Open sudaksh14 opened 8 months ago

sudaksh14 commented 8 months ago

in the source code for the function as shown below:

def benchmark_from_datasets(**dataset_streams: Sequence[TCLDataset]) -> CLScenario:
    """Creates a benchmark given a list of datasets for each stream.

    Each dataset will be considered as a separate experience.
    Contents of the datasets must already be set, including task labels.
    Transformations will be applied if defined.

    Avalanche benchmarks usually provide at least a train and test stream,
    but this generator is fully generic.

    To use this generator, you must convert your data into an Avalanche Dataset.

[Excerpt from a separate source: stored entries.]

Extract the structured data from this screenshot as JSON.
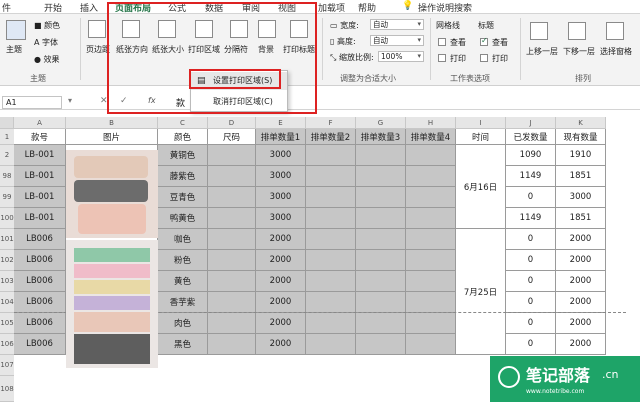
{
  "tabs": [
    {
      "label": "件"
    },
    {
      "label": "开始"
    },
    {
      "label": "插入"
    },
    {
      "label": "页面布局"
    },
    {
      "label": "公式"
    },
    {
      "label": "数据"
    },
    {
      "label": "审阅"
    },
    {
      "label": "视图"
    },
    {
      "label": "加载项"
    },
    {
      "label": "帮助"
    },
    {
      "label": "操作说明搜索"
    }
  ],
  "ribbon": {
    "theme": {
      "themes": "主题",
      "colors": "颜色",
      "fonts": "字体",
      "effects": "效果",
      "group": "主题"
    },
    "page_setup": {
      "margins": "页边距",
      "orientation": "纸张方向",
      "size": "纸张大小",
      "print_area": "打印区域",
      "breaks": "分隔符",
      "background": "背景",
      "print_titles": "打印标题"
    },
    "scale": {
      "width_label": "宽度:",
      "width_value": "自动",
      "height_label": "高度:",
      "height_value": "自动",
      "scale_label": "缩放比例:",
      "scale_value": "100%",
      "group": "调整为合适大小"
    },
    "sheet_options": {
      "gridlines": "网格线",
      "headings": "标题",
      "view": "查看",
      "print": "打印",
      "group": "工作表选项"
    },
    "arrange": {
      "bring_forward": "上移一层",
      "send_backward": "下移一层",
      "selection_pane": "选择窗格",
      "group": "排列"
    }
  },
  "menu": {
    "set_print_area": "设置打印区域(S)",
    "clear_print_area": "取消打印区域(C)"
  },
  "formula_bar": {
    "name_box": "A1",
    "fx": "fx",
    "value": "款"
  },
  "columns": [
    "A",
    "B",
    "C",
    "D",
    "E",
    "F",
    "G",
    "H",
    "I",
    "J",
    "K"
  ],
  "rows": [
    "1",
    "2",
    "98",
    "99",
    "100",
    "101",
    "102",
    "103",
    "104",
    "105",
    "106",
    "107",
    "108"
  ],
  "header": [
    "款号",
    "图片",
    "颜色",
    "尺码",
    "排单数量1",
    "排单数量2",
    "排单数量3",
    "排单数量4",
    "时间",
    "已发数量",
    "现有数量"
  ],
  "data_rows": [
    [
      "LB-001",
      "",
      "黄铜色",
      "",
      "3000",
      "",
      "",
      "",
      "",
      "1090",
      "1910"
    ],
    [
      "LB-001",
      "",
      "藤紫色",
      "",
      "3000",
      "",
      "",
      "",
      "",
      "1149",
      "1851"
    ],
    [
      "LB-001",
      "",
      "豆青色",
      "",
      "3000",
      "",
      "",
      "",
      "",
      "0",
      "3000"
    ],
    [
      "LB-001",
      "",
      "鸭黄色",
      "",
      "3000",
      "",
      "",
      "",
      "",
      "1149",
      "1851"
    ],
    [
      "LB006",
      "",
      "咖色",
      "",
      "2000",
      "",
      "",
      "",
      "",
      "0",
      "2000"
    ],
    [
      "LB006",
      "",
      "粉色",
      "",
      "2000",
      "",
      "",
      "",
      "",
      "0",
      "2000"
    ],
    [
      "LB006",
      "",
      "黄色",
      "",
      "2000",
      "",
      "",
      "",
      "",
      "0",
      "2000"
    ],
    [
      "LB006",
      "",
      "香芋紫",
      "",
      "2000",
      "",
      "",
      "",
      "",
      "0",
      "2000"
    ],
    [
      "LB006",
      "",
      "肉色",
      "",
      "2000",
      "",
      "",
      "",
      "",
      "0",
      "2000"
    ],
    [
      "LB006",
      "",
      "黑色",
      "",
      "2000",
      "",
      "",
      "",
      "",
      "0",
      "2000"
    ]
  ],
  "dates": [
    "6月16日",
    "7月25日"
  ],
  "watermark": {
    "name": "笔记部落",
    "suffix": ".cn",
    "url": "www.notetribe.com"
  }
}
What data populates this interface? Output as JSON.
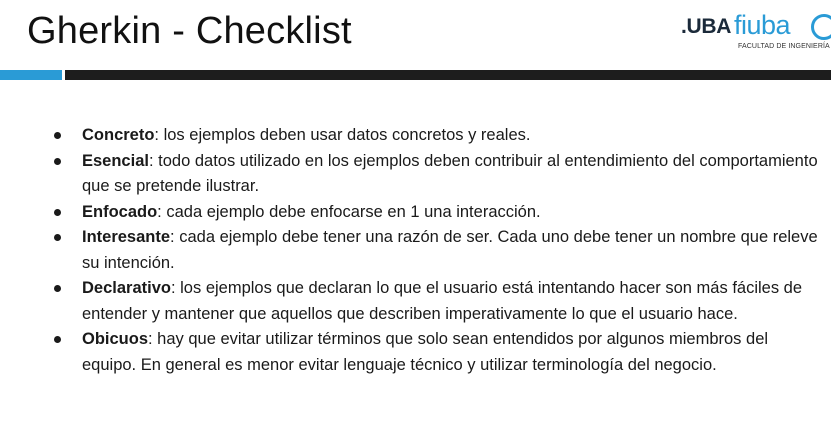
{
  "slide": {
    "title": "Gherkin - Checklist",
    "logo": {
      "uba": ".UBA",
      "fiuba": "fiuba",
      "subtitle": "FACULTAD DE INGENIERÍA"
    },
    "colors": {
      "accent": "#2a9bd6",
      "bar_dark": "#1d1d1d"
    },
    "items": [
      {
        "term": "Concreto",
        "text": ": los ejemplos deben usar datos concretos y reales."
      },
      {
        "term": "Esencial",
        "text": ": todo datos utilizado en los ejemplos deben contribuir al entendimiento del comportamiento que se pretende ilustrar."
      },
      {
        "term": "Enfocado",
        "text": ": cada ejemplo debe enfocarse en 1 una interacción."
      },
      {
        "term": "Interesante",
        "text": ": cada ejemplo debe tener una razón de ser. Cada uno debe tener un nombre que releve su intención."
      },
      {
        "term": "Declarativo",
        "text": ": los ejemplos que declaran lo que el usuario está intentando hacer son más fáciles de entender y mantener que aquellos que describen imperativamente lo que el usuario hace."
      },
      {
        "term": "Obicuos",
        "text": ": hay que evitar utilizar términos que solo sean entendidos por algunos miembros del equipo. En general es menor evitar lenguaje técnico y utilizar terminología del negocio."
      }
    ]
  }
}
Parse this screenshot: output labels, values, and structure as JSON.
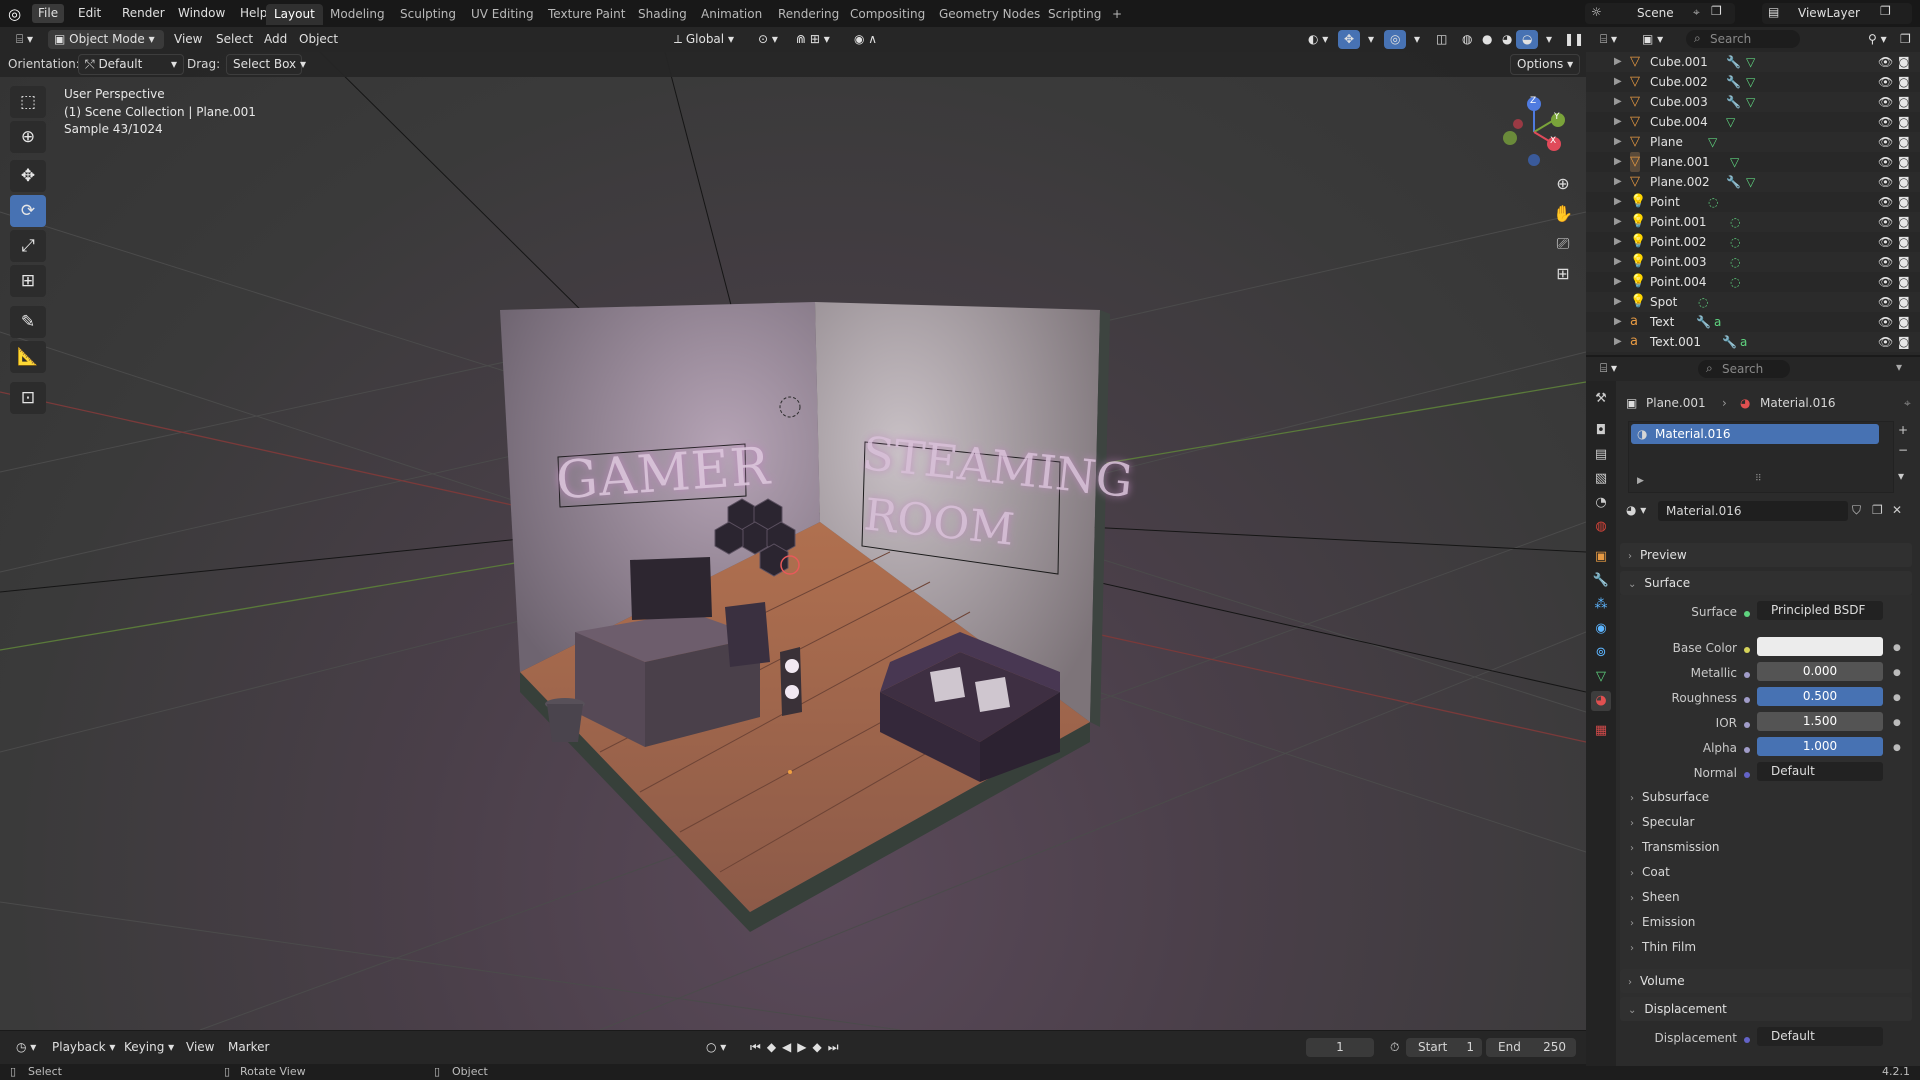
{
  "topbar": {
    "menus": [
      "File",
      "Edit",
      "Render",
      "Window",
      "Help"
    ],
    "workspaces": [
      "Layout",
      "Modeling",
      "Sculpting",
      "UV Editing",
      "Texture Paint",
      "Shading",
      "Animation",
      "Rendering",
      "Compositing",
      "Geometry Nodes",
      "Scripting"
    ],
    "active_workspace": "Layout",
    "add_tab": "+",
    "scene": "Scene",
    "view_layer": "ViewLayer"
  },
  "viewport_header": {
    "mode": "Object Mode",
    "menus": [
      "View",
      "Select",
      "Add",
      "Object"
    ],
    "transform_orientation": "Global"
  },
  "tool_settings": {
    "orientation_label": "Orientation:",
    "orientation_value": "Default",
    "drag_label": "Drag:",
    "drag_value": "Select Box",
    "options": "Options"
  },
  "viewport_overlay": {
    "view_name": "User Perspective",
    "collection": "(1) Scene Collection | Plane.001",
    "sample": "Sample 43/1024"
  },
  "scene_text": {
    "sign_left": "GAMER",
    "sign_right_1": "STEAMING",
    "sign_right_2": "ROOM"
  },
  "gizmo": {
    "x": "X",
    "y": "Y",
    "z": "Z"
  },
  "outliner": {
    "search_placeholder": "Search",
    "items": [
      {
        "name": "Cube.001",
        "icon": "mesh-icon"
      },
      {
        "name": "Cube.002",
        "icon": "mesh-icon"
      },
      {
        "name": "Cube.003",
        "icon": "mesh-icon"
      },
      {
        "name": "Cube.004",
        "icon": "mesh-icon"
      },
      {
        "name": "Plane",
        "icon": "mesh-icon"
      },
      {
        "name": "Plane.001",
        "icon": "mesh-icon"
      },
      {
        "name": "Plane.002",
        "icon": "mesh-icon"
      },
      {
        "name": "Point",
        "icon": "light-icon"
      },
      {
        "name": "Point.001",
        "icon": "light-icon"
      },
      {
        "name": "Point.002",
        "icon": "light-icon"
      },
      {
        "name": "Point.003",
        "icon": "light-icon"
      },
      {
        "name": "Point.004",
        "icon": "light-icon"
      },
      {
        "name": "Spot",
        "icon": "light-icon"
      },
      {
        "name": "Text",
        "icon": "text-icon"
      },
      {
        "name": "Text.001",
        "icon": "text-icon"
      }
    ]
  },
  "properties": {
    "search_placeholder": "Search",
    "breadcrumb_object": "Plane.001",
    "breadcrumb_material": "Material.016",
    "slot_name": "Material.016",
    "material_name": "Material.016",
    "preview": "Preview",
    "surface_panel": "Surface",
    "surface_label": "Surface",
    "surface_value": "Principled BSDF",
    "fields": [
      {
        "label": "Base Color",
        "value": "",
        "style": "white"
      },
      {
        "label": "Metallic",
        "value": "0.000",
        "style": "grey"
      },
      {
        "label": "Roughness",
        "value": "0.500",
        "style": "blue"
      },
      {
        "label": "IOR",
        "value": "1.500",
        "style": "grey"
      },
      {
        "label": "Alpha",
        "value": "1.000",
        "style": "blue"
      },
      {
        "label": "Normal",
        "value": "Default",
        "style": "dark"
      }
    ],
    "subpanels": [
      "Subsurface",
      "Specular",
      "Transmission",
      "Coat",
      "Sheen",
      "Emission",
      "Thin Film"
    ],
    "volume": "Volume",
    "displacement_panel": "Displacement",
    "displacement_label": "Displacement",
    "displacement_value": "Default"
  },
  "timeline": {
    "menus": [
      "Playback",
      "Keying",
      "View",
      "Marker"
    ],
    "current_frame": "1",
    "start_label": "Start",
    "start": "1",
    "end_label": "End",
    "end": "250"
  },
  "statusbar": {
    "select": "Select",
    "rotate": "Rotate View",
    "object": "Object",
    "version": "4.2.1"
  },
  "colors": {
    "accent": "#4772b3",
    "header": "#262626",
    "active_object": "#e79a43"
  }
}
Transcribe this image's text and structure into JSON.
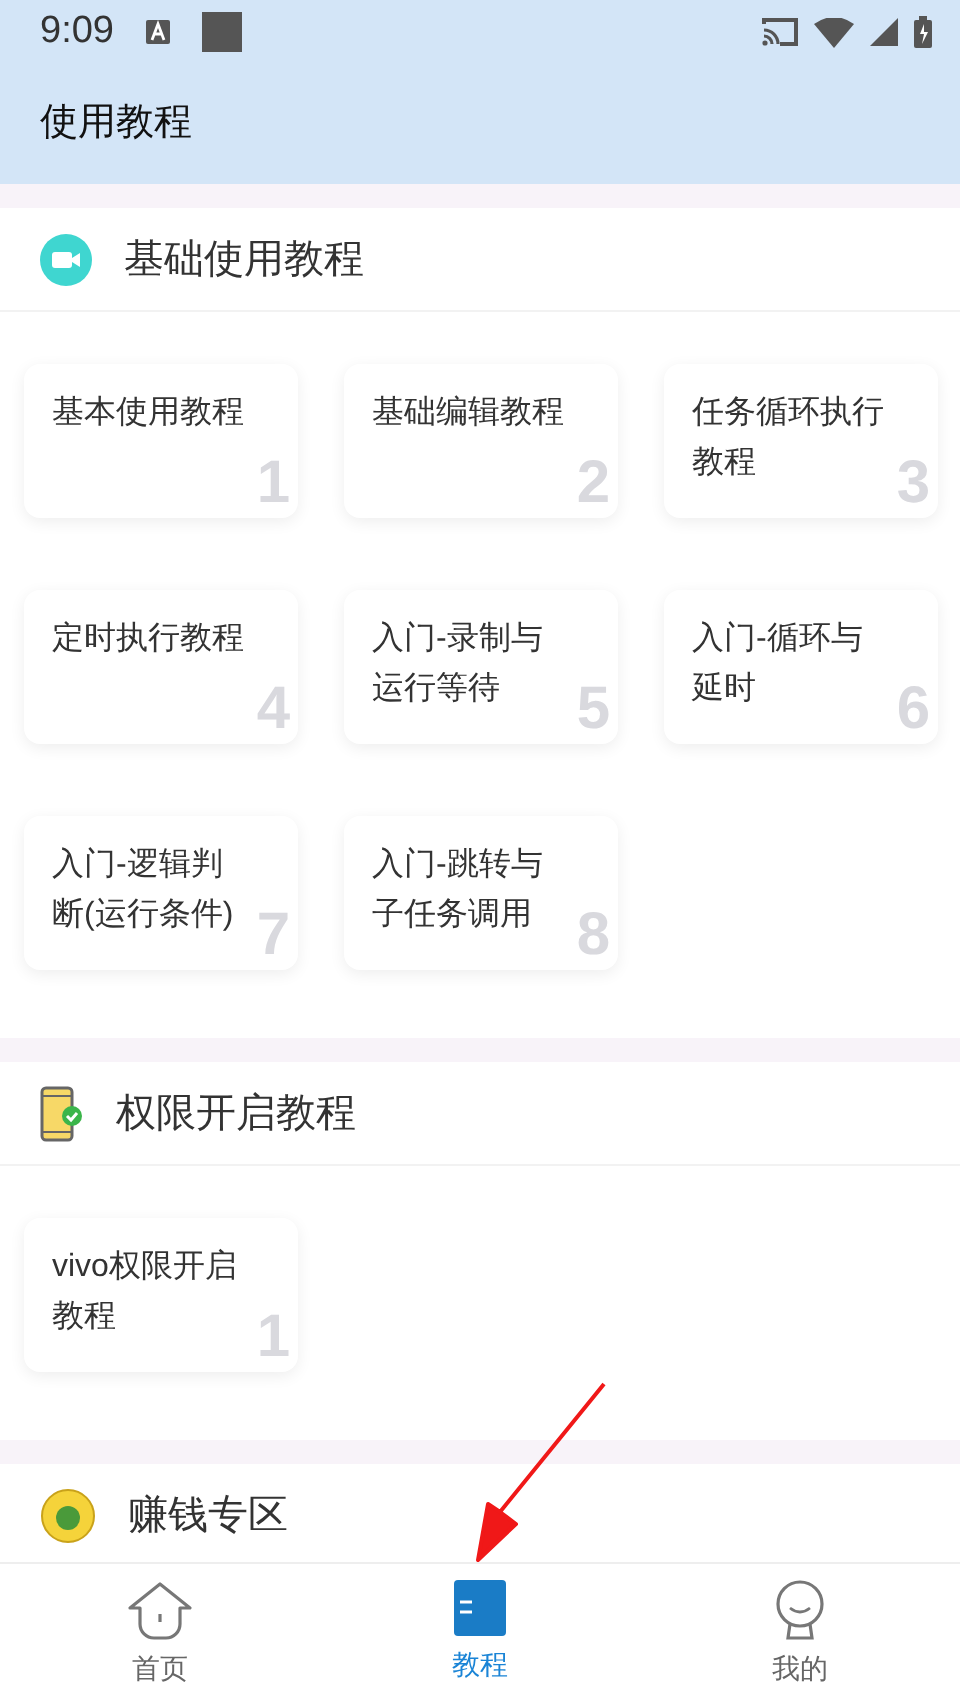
{
  "status_bar": {
    "time": "9:09"
  },
  "app_bar": {
    "title": "使用教程"
  },
  "sections": [
    {
      "title": "基础使用教程",
      "cards": [
        {
          "title": "基本使用教程",
          "number": "1"
        },
        {
          "title": "基础编辑教程",
          "number": "2"
        },
        {
          "title": "任务循环执行教程",
          "number": "3"
        },
        {
          "title": "定时执行教程",
          "number": "4"
        },
        {
          "title": "入门-录制与运行等待",
          "number": "5"
        },
        {
          "title": "入门-循环与延时",
          "number": "6"
        },
        {
          "title": "入门-逻辑判断(运行条件)",
          "number": "7"
        },
        {
          "title": "入门-跳转与子任务调用",
          "number": "8"
        }
      ]
    },
    {
      "title": "权限开启教程",
      "cards": [
        {
          "title": "vivo权限开启教程",
          "number": "1"
        }
      ]
    },
    {
      "title": "赚钱专区"
    }
  ],
  "tab_bar": [
    {
      "label": "首页",
      "selected": false
    },
    {
      "label": "教程",
      "selected": true
    },
    {
      "label": "我的",
      "selected": false
    }
  ]
}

    :param dataset_streams: A dictionary with stream-name as key and
        list-of-datasets as values, where stream-name is the name of the stream,
        while list-of-datasets is a list of Avalanche datasets, where
        list-of-datasets[i] contains the data for experience i.
    """
    exps_streams = []
    for stream_name, data_s in dataset_streams.items():
        for dd in data_s:
            if not isinstance(dd, AvalancheDataset):
                raise ValueError("datasets must be AvalancheDatasets")
        des = [
            DatasetExperience(dataset=dd, current_experience=eid)
            for eid, dd in enumerate(data_s)
        ]
        s = EagerCLStream(stream_name, des)
        exps_streams.append(s)
    return CLScenario(exps_streams)

the parameter dataset_streams is given as a kwarg and it gives error as it doesn't accept the dict rpovided by the user instead uses this dataset_streams as the inbuilt dict, thus always raise the Value error as the variable dd in above code is always a string. I removed the ** and now it works fine for me.